Довольный сделкой хозяин скрылся в подсобке.
Странник повернулся к Намгуми:
– Сегодня мой день, чучела ряженые. Мой день! Ничего вы не понимаете, – отшельник плюнул в пол и махнул на аборигенов рукой.
Прилагая значительные усилия, торговец выволок из кладовой тяжелый сгусток металлических трубок:
– Твоя часть сделки, Юанджун.
– Превосходно! Все работает? Не глючит?
– Нормально. Сломается – сдашь по гарантии в пункт металлолома.
– Остряк! Помоги лучше примерить.
Толстяк помог контрабандисту нацепить Panzer 300 – давно уже снятый с производства мобильный экзоскелет верхних конечностей средней весовой категории. С активным источником энергии эти устройства интенсивно эксплуатировались на Эспайере во время демонтажных и сварочных работ.
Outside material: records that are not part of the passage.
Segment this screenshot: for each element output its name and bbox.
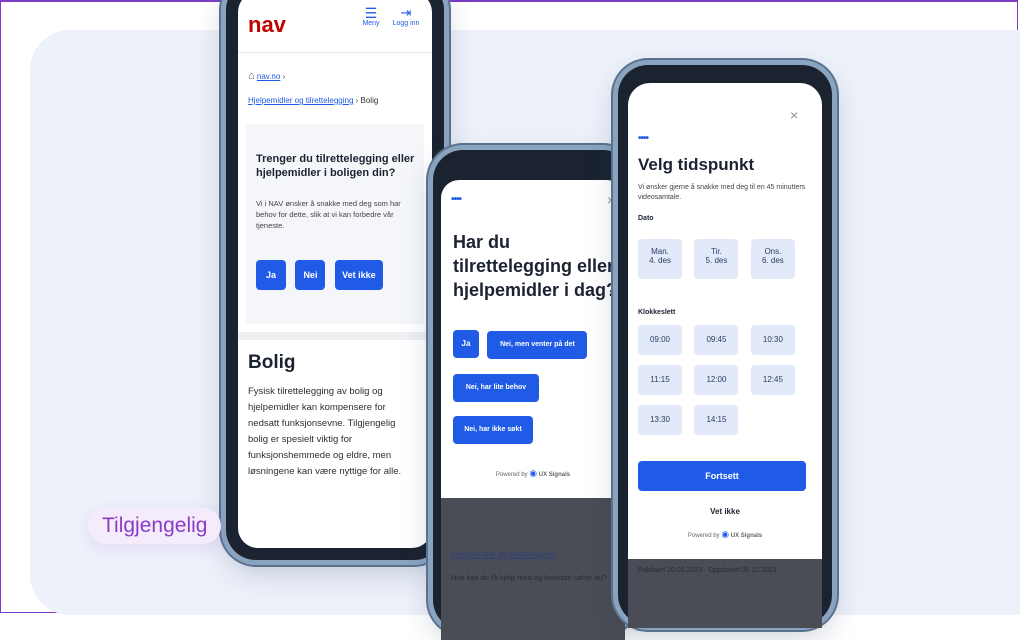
survey-buttons: Ja Nei Vet ikke — [256, 260, 383, 290]
time-option[interactable]: 11:15 — [638, 365, 682, 395]
section-title: Bolig — [248, 352, 296, 373]
powered-label: Powered by — [687, 533, 720, 539]
date-option-1[interactable]: Man. 4. des — [638, 239, 682, 279]
hamburger-icon: ☰ — [364, 5, 378, 21]
survey-question: Har du tilrettelegging eller hjelpemidle… — [453, 232, 618, 300]
login-button[interactable]: ⇥ Logg inn — [388, 5, 424, 28]
time-option[interactable]: 12:45 — [750, 365, 795, 395]
date-label: Dato — [638, 215, 654, 222]
time-option[interactable]: 12:00 — [694, 365, 739, 395]
breadcrumb-link[interactable]: Hjelpemidler og tilrettelegging — [248, 96, 353, 105]
dimmed-link: Hjelpemidler og tilrettelegging — [451, 550, 557, 559]
breadcrumb-current: Bolig — [360, 96, 379, 105]
powered-brand: UX Signals — [730, 533, 763, 539]
ux-signals-icon: ◉ — [529, 468, 538, 478]
step-indicator: •••• — [638, 133, 649, 144]
survey-card: Trenger du tilrettelegging eller hjelpem… — [246, 124, 424, 324]
dimmed-page: Hjelpemidler og tilrettelegging Hva kan … — [441, 498, 625, 640]
home-icon: ⌂ — [248, 70, 255, 82]
answer-row-2: Nei, har lite behov — [453, 374, 539, 402]
phone-left: nav ☰ Meny ⇥ Logg inn ⌂ nav.no › Hjelpem… — [226, 0, 444, 560]
menu-button[interactable]: ☰ Meny — [358, 6, 384, 27]
nav-logo[interactable]: nav — [248, 12, 286, 38]
time-option[interactable]: 14:15 — [694, 405, 739, 435]
ux-signals-icon: ◉ — [721, 529, 730, 539]
time-label: Klokkeslett — [638, 309, 676, 316]
breadcrumb-row-2: Hjelpemidler og tilrettelegging › Bolig — [248, 96, 379, 105]
section-body: Fysisk tilrettelegging av bolig og hjelp… — [248, 386, 402, 477]
time-options: 09:00 09:45 10:30 11:15 12:00 12:45 13:3… — [638, 325, 818, 435]
dialog-subtitle: Vi ønsker gjerne å snakke med deg til en… — [638, 184, 806, 201]
survey-question: Trenger du tilrettelegging eller hjelpem… — [256, 153, 415, 179]
header-divider — [238, 52, 432, 53]
step-indicator: •••• — [451, 194, 462, 205]
no-button[interactable]: Nei — [295, 260, 326, 290]
powered-by: Powered by ◉ UX Signals — [628, 529, 822, 540]
login-icon: ⇥ — [400, 5, 412, 20]
answer-row-1: Ja Nei, men venter på det — [453, 330, 588, 359]
dimmed-text: Hva kan du få hjelp med og hvordan søker… — [451, 573, 607, 582]
phone-left-screen: nav ☰ Meny ⇥ Logg inn ⌂ nav.no › Hjelpem… — [238, 0, 432, 548]
phone-middle-screen: •••• × Har du tilrettelegging eller hjel… — [441, 180, 625, 640]
dimmed-footer: Publisert 20.03.2023 · Oppdatert 05.12.2… — [638, 567, 777, 574]
unknown-button[interactable]: Vet ikke — [334, 260, 383, 290]
date-option-3[interactable]: Ons. 6. des — [750, 239, 795, 279]
date-option-2[interactable]: Tir. 5. des — [694, 239, 739, 279]
dialog-title: Velg tidspunkt — [638, 155, 755, 174]
time-option[interactable]: 09:45 — [694, 325, 739, 355]
dimmed-page: Publisert 20.03.2023 · Oppdatert 05.12.2… — [628, 559, 822, 628]
phone-notch — [488, 150, 578, 164]
menu-label: Meny — [362, 20, 380, 27]
breadcrumb-home[interactable]: nav.no — [257, 72, 280, 81]
login-label: Logg inn — [392, 20, 420, 27]
low-need-button[interactable]: Nei, har lite behov — [453, 374, 539, 402]
survey-body: Vi i NAV ønsker å snakke med deg som har… — [256, 199, 401, 230]
breadcrumb: ⌂ nav.no › — [248, 70, 286, 82]
yes-button[interactable]: Ja — [453, 330, 479, 358]
close-icon[interactable]: × — [607, 192, 615, 208]
tilgjengelig-badge: Tilgjengelig — [88, 508, 222, 544]
not-applied-button[interactable]: Nei, har ikke søkt — [453, 416, 533, 444]
yes-button[interactable]: Ja — [256, 260, 286, 290]
section-divider — [238, 332, 432, 340]
answer-row-3: Nei, har ikke søkt — [453, 416, 533, 444]
date-options: Man. 4. des Tir. 5. des Ons. 6. des — [638, 239, 795, 279]
unknown-button[interactable]: Vet ikke — [628, 507, 822, 516]
time-option[interactable]: 10:30 — [750, 325, 795, 355]
powered-by: Powered by ◉ UX Signals — [441, 468, 625, 479]
time-option[interactable]: 13:30 — [638, 405, 682, 435]
waiting-button[interactable]: Nei, men venter på det — [487, 331, 588, 359]
time-option[interactable]: 09:00 — [638, 325, 682, 355]
phone-middle: •••• × Har du tilrettelegging eller hjel… — [433, 150, 633, 640]
continue-button[interactable]: Fortsett — [638, 461, 806, 491]
phone-right-screen: •••• × Velg tidspunkt Vi ønsker gjerne å… — [628, 83, 822, 628]
close-icon[interactable]: × — [790, 107, 798, 123]
powered-brand: UX Signals — [538, 472, 571, 478]
phone-notch — [680, 65, 770, 83]
phone-right: •••• × Velg tidspunkt Vi ønsker gjerne å… — [618, 65, 832, 628]
powered-label: Powered by — [495, 472, 528, 478]
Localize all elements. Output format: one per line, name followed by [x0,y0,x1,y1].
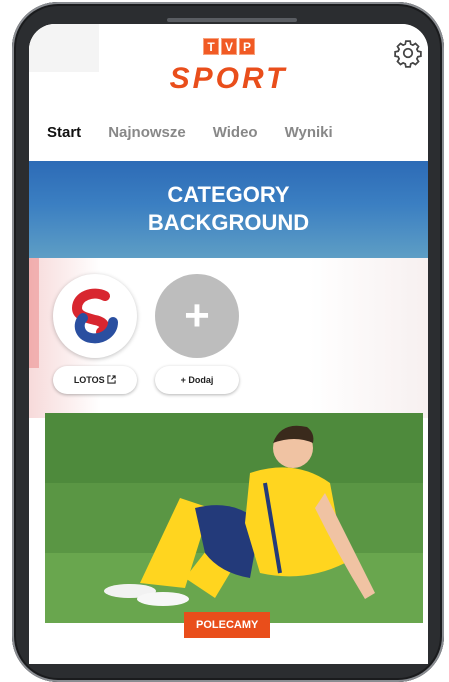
category-banner: CATEGORY BACKGROUND [29,161,428,258]
banner-line-2: BACKGROUND [147,210,310,235]
lotos-logo-icon [71,288,118,344]
lotos-label: LOTOS [73,375,105,385]
bottom-area [29,639,428,664]
tvp-letter: V [221,38,237,55]
favorite-clubs: + LOTOS + Dodaj [29,258,428,418]
tab-start[interactable]: Start [47,124,81,141]
red-edge-decoration [29,258,39,368]
tab-bar: Start Najnowsze Wideo Wyniki [47,124,360,141]
recommended-badge: POLECAMY [184,612,271,638]
lotos-pill[interactable]: LOTOS [53,366,137,394]
brand-title: SPORT [169,62,288,95]
gear-icon[interactable] [393,38,423,68]
app-header: T V P SPORT Start Najnowsze Wideo Wyniki [29,24,428,141]
tvp-logo: T V P [203,38,255,55]
football-player-photo [45,413,423,623]
add-club-button[interactable]: + [155,274,239,358]
external-link-icon [107,375,116,384]
featured-article-image[interactable] [45,413,423,623]
phone-speaker [167,18,297,22]
tab-wideo[interactable]: Wideo [213,124,258,141]
tvp-letter: T [203,38,219,55]
plus-icon: + [184,291,210,340]
banner-line-1: CATEGORY [167,182,290,207]
tab-najnowsze[interactable]: Najnowsze [108,124,186,141]
club-logo-lotos[interactable] [53,274,137,358]
tab-wyniki[interactable]: Wyniki [285,124,333,141]
tvp-letter: P [239,38,255,55]
add-club-pill[interactable]: + Dodaj [155,366,239,394]
app-screen: T V P SPORT Start Najnowsze Wideo Wyniki… [29,24,428,664]
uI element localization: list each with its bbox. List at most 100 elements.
В военных целях на Гелиосе экзоскелеты не нашли своего применения, и их быстро списали, сняв даже исправные действующие образцы с сервисной поддержки.
– Зачем он тебе, ума не приложу?
– Если я тебе скажу, Стикс, нам обоим «кирдык», – азиат провел пальцем по горлу.
– Другого от тебя я и не ждал.
С помощью голосовой команды странник включил питание, поднял экзоперчаткой с приемной стойки железный звонок-колокольчик и молниеносно сжал его в комок. Металлический хруст заставил хозяина занервничать:
– Слышь, друже, полегче!
Азиат не по-доброму рассмеялся и выбежал вон. Хозяин пришел в себя и обратил внимание, наконец, на аборигенов:
– Парни, что вы хотели?
Несколько секунд Илиокрийцы стояли неподвижно. Затем тот, что самый худой, не говоря ни слова, выудил спереди из набедренной повязки сложенную белую бумажку и вручил ее торговцу.
– Эй, ты ее откуда там достал? Хоть не из причиндал своих?
Развернув спрессованную втрое записку, толстяк прочитал написанный от руки на английском языке текст: «Бета-Лактам № 10».
Дешевые, но сильнодействующие высокоэффективные антибиотики пенициллиновой группы, выпускавшиеся ИВК в форме пахучих полосок-блокаторов на воротники верхней одежды, аэрозоля для помещений и упаковок для приема внутрь по 10 таблеток в каждой.
– Ага, – хозяин лавки сразу уловил подоплеку дальнейшего диалога. – Заболел кто?
– Лекарства! – с едва понятным акцентом произнес худой, потом снова вытащил из-за пояса еще один сложенный уже в трубочку лист и протянул Толстяку.
– Земляк, у тебя там склад, что ли? – почесав шрам, торговец высыпал из листа на ладонь несколько переливающихся красивых полупрозрачных камней.
– По рукам! – не скрывая восторг, хозяин мигом потряс протянутую зеленую руку своей маслянистой пятерней. – Один момент!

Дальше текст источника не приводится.